Under the current two-party political system, America is essentially ungovernable. This is the product of a number of recent events and several long-term trends. The long-term trends, described by George Packer (above), include the poor performance of the US labour market over the past two decades, the increase in inequality and demographic shifts from the large white majority towards a “majority-minority country.” All this has contributed to the radicalisation of right-wing Republicans, who feel that they are fighting a rearguard battle to defend their “version of America.”

More recent shifts are equally important to understanding America’s political dysfunctionality. The first is “computerised gerrymandering.” Gerrymandering is the political practice in the US of having sitting state legislatures draw new electoral districts for state public office and the House of Representatives every 10 years after each US Census is taken. This is an old tradition, which has always given US politicians some opportunity to “select their own voters” by drawing safe electoral districts for both Democrats and Republicans.

What has changed is that since the 2000 census this process is now done with the help of computerised GPS maps, which essentially shows each district down to the individual household’s political preference. Consequently, the overwhelming majority of electoral districts for the House of Representatives have become essentially “100 per cent safe districts” for each party.

This means that the “political contest” for the House of Representatives shifts from the actual election in November every two years to the party primaries much earlier in the election year. As Democrat districts will reliably vote Democrat and Republican districts Republican, what matters to the candidate is that he wins the party primary. As a result, the voters candidates need to attract are “party primary voters,” rather than the median voter in his district, and such primary voters are generally much more politically polarised than the population as a whole. Sadly, it is entirely rational for especially Republican House members to appeal to a radical fringe of the US population: it is this group that determines GOP primaries.

This destructive process is, particularly in the GOP, much aggravated by the 2010 “Citizens United” Supreme Court decision, which permits unlimited anonymous political contributions. Since then, a very small group of extremely wealthy, extremely conservative Republicans have built alternative “political organisations” that stand ready at all times to finance an ultra-conservative primary challenger to any moderate House GOP member. Every Republican in the House knows that if he votes for tax increases, Obamacare, raising the debt ceiling and so on, then they will likely have to face such a primary challenger. Moderates feel they must take obstructive political positions to “save their own political lives.”

It is the combination of unlimited outside money from rich arch-conservatives and gerrymandered electoral districts that have rendered the House of Representatives an impossible “branch of government.” Of course, the Senate is not much better—with its 60 per cent majority requirement—but it can nonetheless generally be trusted to avoid the destructive silliness of government shutdowns.

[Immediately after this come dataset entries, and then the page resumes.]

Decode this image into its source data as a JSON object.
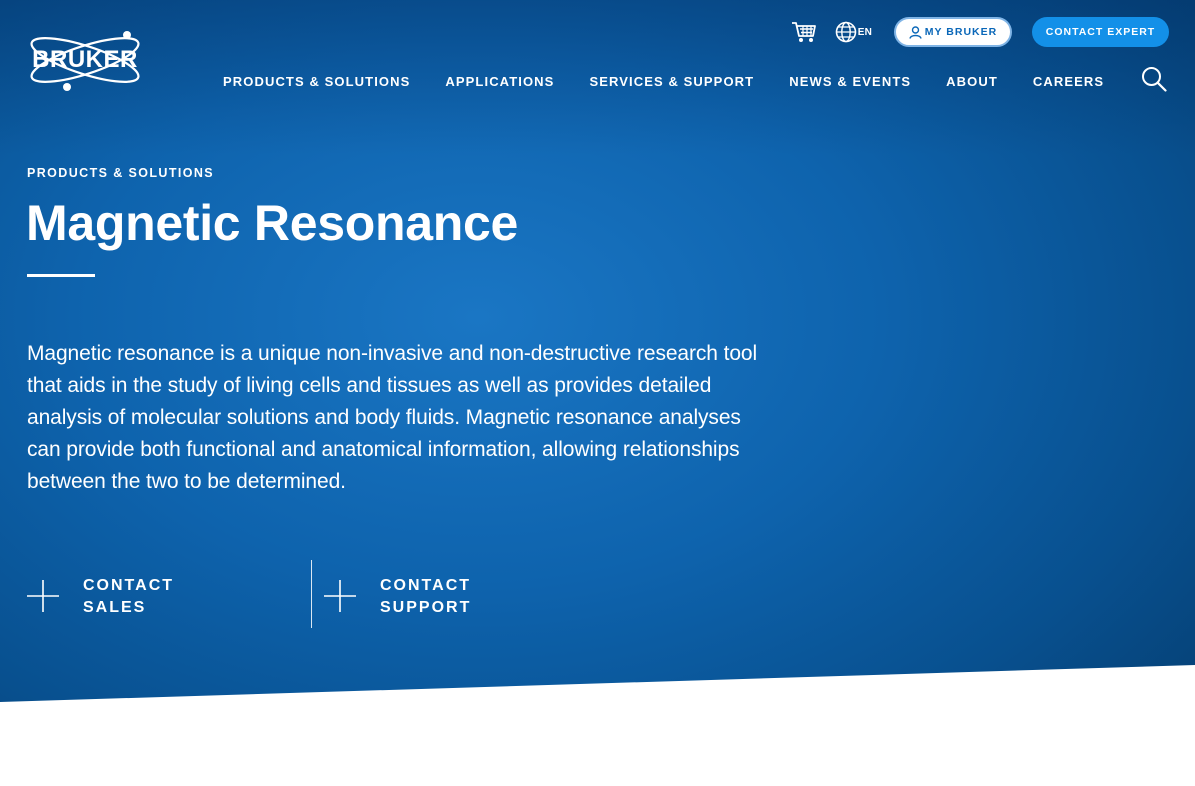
{
  "brand": {
    "name": "BRUKER"
  },
  "utility": {
    "cart_icon": "cart-icon",
    "language_icon": "globe-icon",
    "language": "EN",
    "my_bruker_label": "MY BRUKER",
    "contact_expert_label": "CONTACT EXPERT"
  },
  "nav": {
    "items": [
      {
        "label": "PRODUCTS & SOLUTIONS"
      },
      {
        "label": "APPLICATIONS"
      },
      {
        "label": "SERVICES & SUPPORT"
      },
      {
        "label": "NEWS & EVENTS"
      },
      {
        "label": "ABOUT"
      },
      {
        "label": "CAREERS"
      }
    ],
    "search_icon": "search-icon"
  },
  "hero": {
    "eyebrow": "PRODUCTS & SOLUTIONS",
    "title": "Magnetic Resonance",
    "description": "Magnetic resonance is a unique non-invasive and non-destructive research tool that aids in the study of living cells and tissues as well as provides detailed analysis of molecular solutions and body fluids. Magnetic resonance analyses can provide both functional and anatomical information, allowing relationships between the two to be determined.",
    "cta_sales": "CONTACT SALES",
    "cta_support": "CONTACT SUPPORT"
  },
  "colors": {
    "hero_blue": "#0e63ad",
    "accent_blue": "#1390e8",
    "text": "#ffffff"
  }
}
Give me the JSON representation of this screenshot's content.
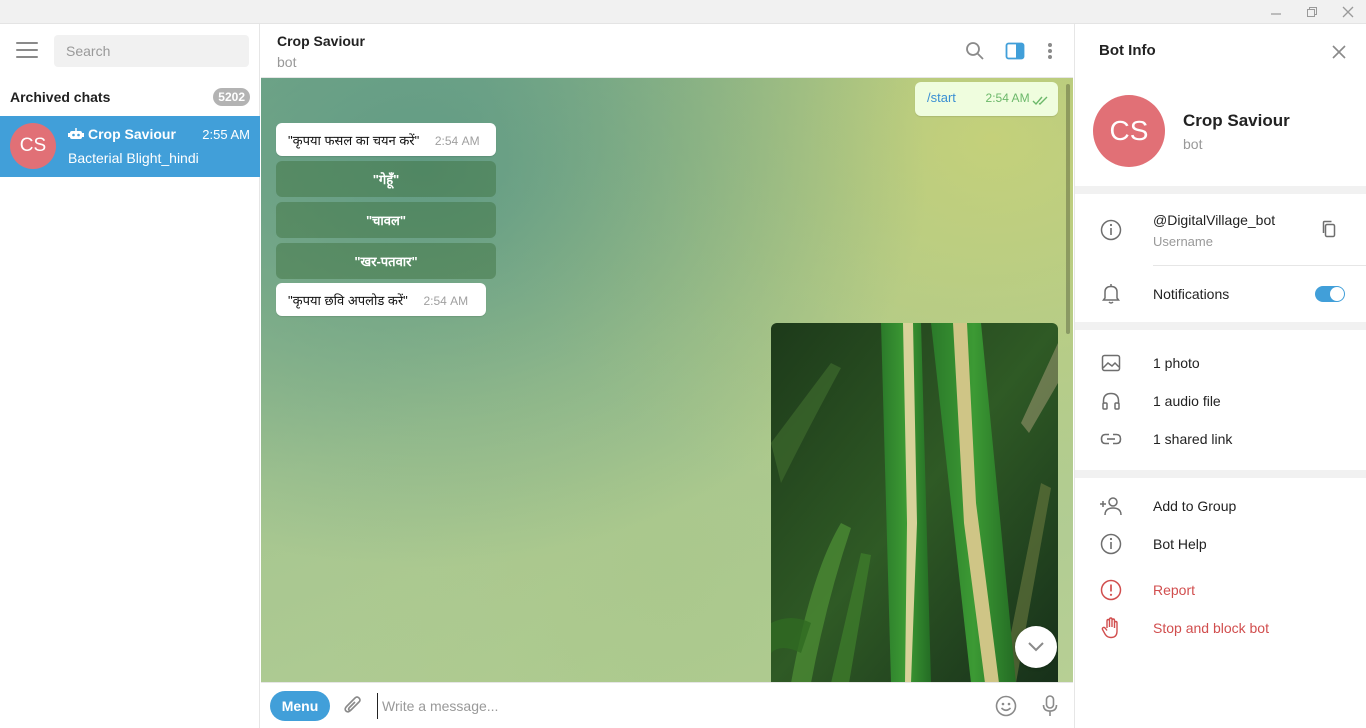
{
  "window": {
    "minimize": "minimize-icon",
    "restore": "restore-icon",
    "close": "close-icon"
  },
  "sidebar": {
    "search_placeholder": "Search",
    "archived_label": "Archived chats",
    "archived_count": "5202",
    "chat": {
      "avatar_initials": "CS",
      "name": "Crop Saviour",
      "time": "2:55 AM",
      "preview": "Bacterial Blight_hindi"
    }
  },
  "chat": {
    "title": "Crop Saviour",
    "subtitle": "bot",
    "messages": {
      "out1": {
        "text": "/start",
        "time": "2:54 AM"
      },
      "in1": {
        "text": "\"कृपया फसल का चयन करें\"",
        "time": "2:54 AM"
      },
      "buttons": [
        "\"गेहूँ\"",
        "\"चावल\"",
        "\"खर-पतवार\""
      ],
      "in2": {
        "text": "\"कृपया छवि अपलोड करें\"",
        "time": "2:54 AM"
      }
    },
    "composer": {
      "menu_label": "Menu",
      "placeholder": "Write a message..."
    }
  },
  "info": {
    "title": "Bot Info",
    "avatar_initials": "CS",
    "name": "Crop Saviour",
    "subtitle": "bot",
    "username": "@DigitalVillage_bot",
    "username_label": "Username",
    "notifications_label": "Notifications",
    "notifications_on": true,
    "media": [
      "1 photo",
      "1 audio file",
      "1 shared link"
    ],
    "actions": [
      "Add to Group",
      "Bot Help"
    ],
    "danger": [
      "Report",
      "Stop and block bot"
    ]
  },
  "colors": {
    "accent": "#419fd9",
    "avatar": "#e17076",
    "danger": "#d14e4e"
  }
}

Without reform of the “electoral redistricting process” to create genuinely competitive electoral districts and a dramatic curb on anonymous political contributions via non-profit organisations, the United States will not again become governable in the sense that it each year passes a government budget that reflects the redistributive priorities of a majority of elected representatives, takes care of long-term economic challenges and generally provides for the welfare of the population.